Oral lesions are infrequently seen and are often misguided as platelet defects. Significant hemorrhagic manifestations need platelet transfusions. In general, there is no need to give prophylactic platelets even at <20,000/cu mm. Prophylactic platelets may be given at a level of <10,000/cu mm in absence of bleeding manifestations. In case of systemic massive bleeding, platelet transfusion may be needed along with red cell transfusion.
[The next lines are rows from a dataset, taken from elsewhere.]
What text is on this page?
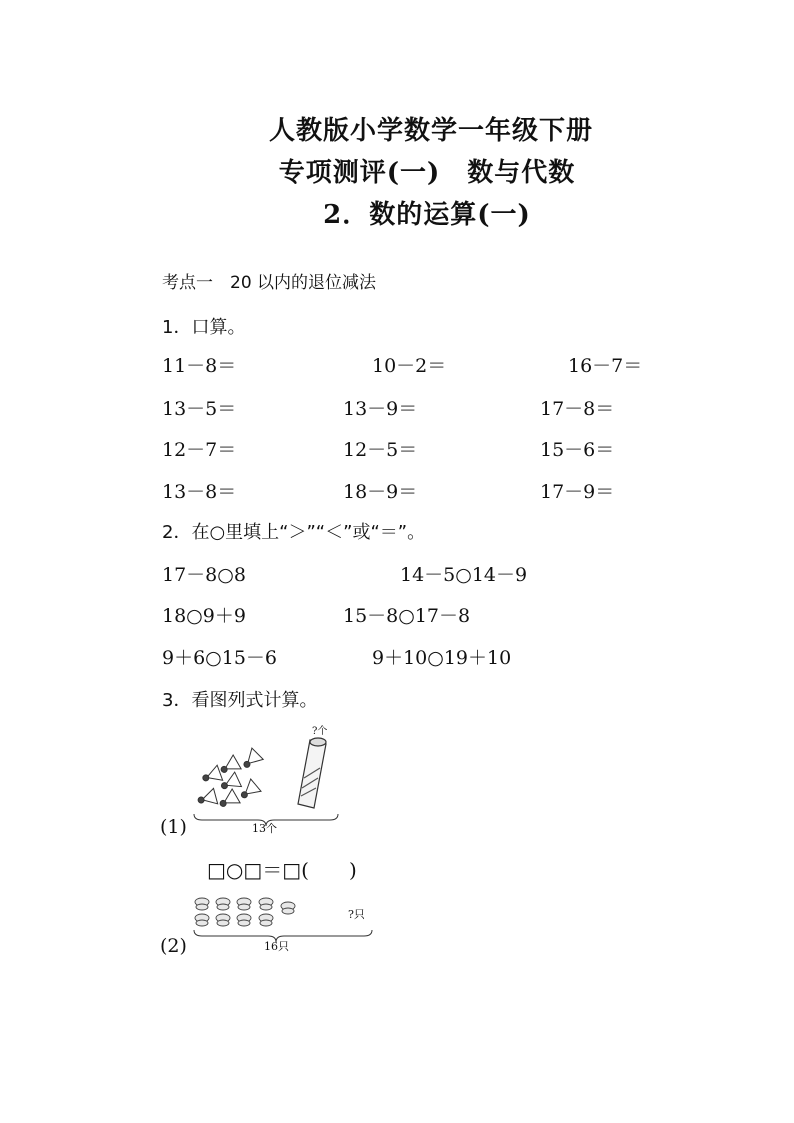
人教版小学数学一年级下册
专项测评(一)　数与代数
2．数的运算(一)
考点一　20 以内的退位减法
1．口算。
11－8＝	10－2＝	16－7＝
13－5＝	13－9＝	17－8＝
12－7＝	12－5＝	15－6＝
13－8＝	18－9＝	17－9＝
2．在○里填上“＞”“＜”或“＝”。
17－8○8	14－5○14－9
18○9＋9	15－8○17－8
9＋6○15－6	9＋10○19＋10
3．看图列式计算。
(1)
?个
13个
□○□＝□(　　)
(2)
?只
16只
Liver functions should be monitored.
Future Policy to reduce the dengue virus attack:
- Control of mosquito (vector) transmission, development of dengue vaccine, and antiviral drugs constitute future directions intending to prevent and treat dengue infection.
- Control of mosquito (vector) transmission can be done by keeping guppies (Poecilia reticulata) or copepods (doridicola agilis) in standing water and infecting the mosquito population with bacteria of the Wolbachia genus.
- Due to the progressing transmission and enhancing the severity of dengue infection, the necessity to develop a dengue vaccine has gained considerable importance.
- There is a worldwide public health need for a safe, effective, and economic tetravalent dengue vaccine. Complex pathology, the prerequisite to controlling four virus serotypes, and inadequate investment by vaccine designers have hindered vaccine advancement.
- Scrupulous attempts are aimed to develop antiviral drugs that can be used to manage DF and avoid the life-threatening episodes.